廃線跡の整備ボランティアには、参加前に読む短い作業規程がある。

【旧鶴喰鉄道・第二隧道】

《坑内で青い合図灯が見えても、手を上げて応えてはいけない》

戸祭岳人は二十四歳。鉄道会社への転職を考え、実績作りのつもりで参加した。作業用チャットには、入口の草刈り班と内部測量班の位置がリアルタイムで表示される。

14:03 岳人 入坑

14:07 本部 内部に他班なし

14:12 岳人 旧信号ケーブル確認

14:18 岳人 前方に青灯。誰かいます?

返信はすぐ来た。

14:18 本部 誰もいない。手を上げるな。

青い灯は、腰の高さで一度揺れた。鉄道員が発車合図を送るような動きだった。岳人は規程を覚えていた。それでも相手が負傷者なら無視できないと思い、確認のため右手を一度だけ上げた。

灯が緑から白へ変わった。

同時に、背後で何十足もの靴底が砂利を踏んだ。岳人は走った。ライトの円の外を、人影が二列になって追ってくる。皆、片手を上げていた。

出口へ転がり出たとき、入口にいた仲間は「一人で何に合図した」と笑った。チャットのログにも異常はなく、岳人の「青灯」の投稿だけが削除されていた。

ただし作業終了報告には、参加者が一名増えていた。

《内部測量班:戸祭岳人、ほか一名》

誰が編集したかは表示されない。

翌朝、岳人が勤務先のオンライン会議を開くと、カメラは正常なのに、参加者一覧へ見知らぬアカウントが入った。表示名は《在線》。発言も映像もない。削除しても、岳人が手を動かすたび再入室した。

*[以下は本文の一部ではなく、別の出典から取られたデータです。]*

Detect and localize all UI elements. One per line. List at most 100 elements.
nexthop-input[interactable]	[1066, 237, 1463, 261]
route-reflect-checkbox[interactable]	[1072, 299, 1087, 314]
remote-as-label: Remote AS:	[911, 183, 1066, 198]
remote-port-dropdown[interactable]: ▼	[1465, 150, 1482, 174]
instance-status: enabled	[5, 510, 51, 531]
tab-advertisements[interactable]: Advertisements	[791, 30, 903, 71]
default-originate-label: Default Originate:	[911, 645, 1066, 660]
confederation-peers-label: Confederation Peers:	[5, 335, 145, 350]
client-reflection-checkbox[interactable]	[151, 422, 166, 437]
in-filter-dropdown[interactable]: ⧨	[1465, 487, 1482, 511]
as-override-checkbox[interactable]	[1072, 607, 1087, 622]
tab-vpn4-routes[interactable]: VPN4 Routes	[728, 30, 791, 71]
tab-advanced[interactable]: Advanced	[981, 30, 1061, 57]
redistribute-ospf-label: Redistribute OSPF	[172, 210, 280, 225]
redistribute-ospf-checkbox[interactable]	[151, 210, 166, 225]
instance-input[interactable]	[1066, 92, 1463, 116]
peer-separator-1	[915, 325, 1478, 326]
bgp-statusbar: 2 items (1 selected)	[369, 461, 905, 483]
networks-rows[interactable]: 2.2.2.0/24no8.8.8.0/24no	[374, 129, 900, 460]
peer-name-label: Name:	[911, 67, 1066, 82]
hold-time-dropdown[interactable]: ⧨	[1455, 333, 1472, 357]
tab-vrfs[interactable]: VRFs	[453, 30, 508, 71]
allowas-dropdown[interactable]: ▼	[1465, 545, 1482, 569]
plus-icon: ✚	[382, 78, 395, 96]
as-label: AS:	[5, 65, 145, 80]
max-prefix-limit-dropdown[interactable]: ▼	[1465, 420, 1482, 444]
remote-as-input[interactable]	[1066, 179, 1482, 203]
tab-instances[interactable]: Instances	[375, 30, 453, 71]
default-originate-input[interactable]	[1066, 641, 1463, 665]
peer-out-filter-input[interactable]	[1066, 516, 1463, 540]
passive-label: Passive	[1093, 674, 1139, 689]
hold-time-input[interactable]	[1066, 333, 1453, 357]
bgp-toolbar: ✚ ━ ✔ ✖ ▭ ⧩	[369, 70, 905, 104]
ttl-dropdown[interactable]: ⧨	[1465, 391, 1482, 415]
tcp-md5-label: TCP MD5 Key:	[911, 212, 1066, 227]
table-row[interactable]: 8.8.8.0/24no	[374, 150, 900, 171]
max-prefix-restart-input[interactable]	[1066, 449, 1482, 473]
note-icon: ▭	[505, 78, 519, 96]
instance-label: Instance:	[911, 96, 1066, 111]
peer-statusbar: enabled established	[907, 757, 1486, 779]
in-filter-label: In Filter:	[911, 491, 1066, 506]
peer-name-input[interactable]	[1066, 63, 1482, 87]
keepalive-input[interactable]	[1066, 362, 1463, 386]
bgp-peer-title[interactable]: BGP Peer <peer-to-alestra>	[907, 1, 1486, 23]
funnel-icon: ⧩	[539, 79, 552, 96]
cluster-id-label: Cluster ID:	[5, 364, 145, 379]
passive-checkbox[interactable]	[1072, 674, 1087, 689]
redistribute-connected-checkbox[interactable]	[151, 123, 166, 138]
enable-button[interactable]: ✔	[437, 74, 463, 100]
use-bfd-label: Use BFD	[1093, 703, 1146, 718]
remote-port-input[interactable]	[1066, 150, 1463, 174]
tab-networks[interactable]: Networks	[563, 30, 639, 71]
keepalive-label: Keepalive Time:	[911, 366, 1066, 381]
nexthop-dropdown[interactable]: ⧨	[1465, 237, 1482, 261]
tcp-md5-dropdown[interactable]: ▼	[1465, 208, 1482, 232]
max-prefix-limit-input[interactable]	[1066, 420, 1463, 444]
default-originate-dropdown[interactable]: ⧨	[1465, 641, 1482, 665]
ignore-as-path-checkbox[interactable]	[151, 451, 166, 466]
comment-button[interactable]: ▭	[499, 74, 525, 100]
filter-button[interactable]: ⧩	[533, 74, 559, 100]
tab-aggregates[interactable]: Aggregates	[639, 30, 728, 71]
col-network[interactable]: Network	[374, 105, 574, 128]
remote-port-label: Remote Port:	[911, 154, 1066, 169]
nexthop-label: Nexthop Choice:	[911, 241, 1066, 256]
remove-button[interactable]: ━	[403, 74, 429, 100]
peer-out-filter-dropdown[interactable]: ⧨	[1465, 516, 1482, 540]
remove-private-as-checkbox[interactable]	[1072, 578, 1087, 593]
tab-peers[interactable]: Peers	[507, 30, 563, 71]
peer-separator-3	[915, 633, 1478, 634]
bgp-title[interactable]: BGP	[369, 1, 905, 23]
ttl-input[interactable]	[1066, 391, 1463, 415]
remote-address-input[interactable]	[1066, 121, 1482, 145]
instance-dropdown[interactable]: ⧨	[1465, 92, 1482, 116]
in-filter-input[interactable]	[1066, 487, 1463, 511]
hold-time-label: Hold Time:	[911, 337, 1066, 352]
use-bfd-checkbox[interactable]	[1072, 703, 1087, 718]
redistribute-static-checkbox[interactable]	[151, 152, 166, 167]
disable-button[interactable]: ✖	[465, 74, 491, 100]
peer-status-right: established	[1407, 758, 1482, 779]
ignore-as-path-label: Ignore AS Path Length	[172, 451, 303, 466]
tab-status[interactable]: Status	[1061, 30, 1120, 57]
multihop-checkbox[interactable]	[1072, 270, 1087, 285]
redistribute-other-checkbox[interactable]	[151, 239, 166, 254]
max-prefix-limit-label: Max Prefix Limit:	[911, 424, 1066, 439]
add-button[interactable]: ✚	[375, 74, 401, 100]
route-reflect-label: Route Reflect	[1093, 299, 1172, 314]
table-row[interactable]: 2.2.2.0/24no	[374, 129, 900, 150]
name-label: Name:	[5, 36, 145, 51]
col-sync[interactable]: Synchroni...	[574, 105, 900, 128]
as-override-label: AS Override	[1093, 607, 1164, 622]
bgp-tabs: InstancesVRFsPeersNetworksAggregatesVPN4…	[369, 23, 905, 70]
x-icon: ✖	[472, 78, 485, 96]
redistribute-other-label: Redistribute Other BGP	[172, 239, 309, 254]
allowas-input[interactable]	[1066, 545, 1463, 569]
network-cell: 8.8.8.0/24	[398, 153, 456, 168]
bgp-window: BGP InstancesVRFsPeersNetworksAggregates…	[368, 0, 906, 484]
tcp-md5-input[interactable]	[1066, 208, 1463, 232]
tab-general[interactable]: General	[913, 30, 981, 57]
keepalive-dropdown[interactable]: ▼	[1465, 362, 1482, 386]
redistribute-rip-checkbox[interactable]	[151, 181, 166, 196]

昼休み、社内チャットの岳人のステータスが勝手に緑へ変わった。設定欄には見慣れない選択肢が追加されている。

《離席》《会議中》《在線》《通過待ち》

岳人がマウスに触れる前に、《在線》が選ばれた。

直後、全社員のチャンネルへ、彼のアカウントから一文が投稿された。

《進行よし。次の一名を入れてください》

投稿には青い丸のリアクションが並び、社員数より一つ多い二十七件になった。

最後のリアクションだけ、岳人の右手を上げた写真だった。